The Florida Institute of Oceanography’s Keys Marine Lab offers a unique opportunity for college-level education and researchers studying the only tropical marine ecosystems in the continental United States. While in an ideal location adjacent for field excursions, the existing 1950’s buildings were originally constructed as a fish camp. Vulnerability at grade level is an issue, as are the general conditions of deterioration from enduring many hurricanes and tropical storms and a harsh saltwater environment. In an effort to respond to climate change and mitigate risk from hurricanes, a project has been proposed to demolish the existing buildings and build two new elevated, storm-hardened buildings, that once built, could serve local governments and first responders during storm events.

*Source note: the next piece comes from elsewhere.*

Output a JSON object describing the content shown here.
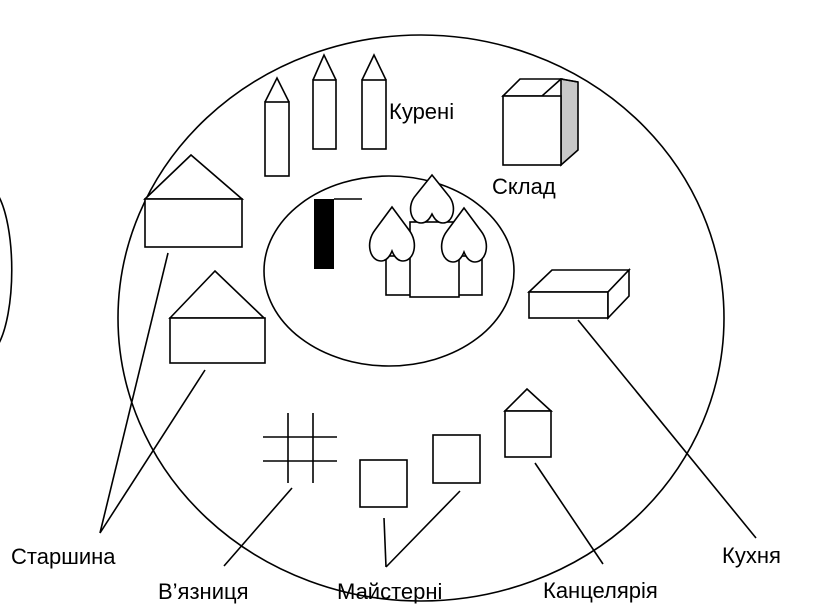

Gresham Smith was brought on to develop the concept that would expand the facility’s capacity to meet the needs of the academic and research community and be an agency hub and community engagement for local, state and federal entities.

Keys Marine Lab classroom

The concept calls for a multi-purpose facility to host teaching labs, research labs, seminar space, conferencing and administrative space as well as a detached 32-bed residential facility that would be designed to withstand Category 5-level hurricanes. Our team worked with stakeholders to understand the need, program and desired performance to develop a concept for the purpose of funding. Our design response incorporates resilient and sustainable features such as onsite energy generation through a solar canopy that also shades the building reducing cooling loads. The buildings were shaped and oriented on the site to promote natural ventilation, taking advantage of prevailing winds using the Venturi Effect. Native and xeriscape plant species are planned to reduce water and energy consumption, while providing shade and reducing ambient air temperatures. The buildings are intended to also use a grey water recycling system to take advantage of the afternoon rains during wet season.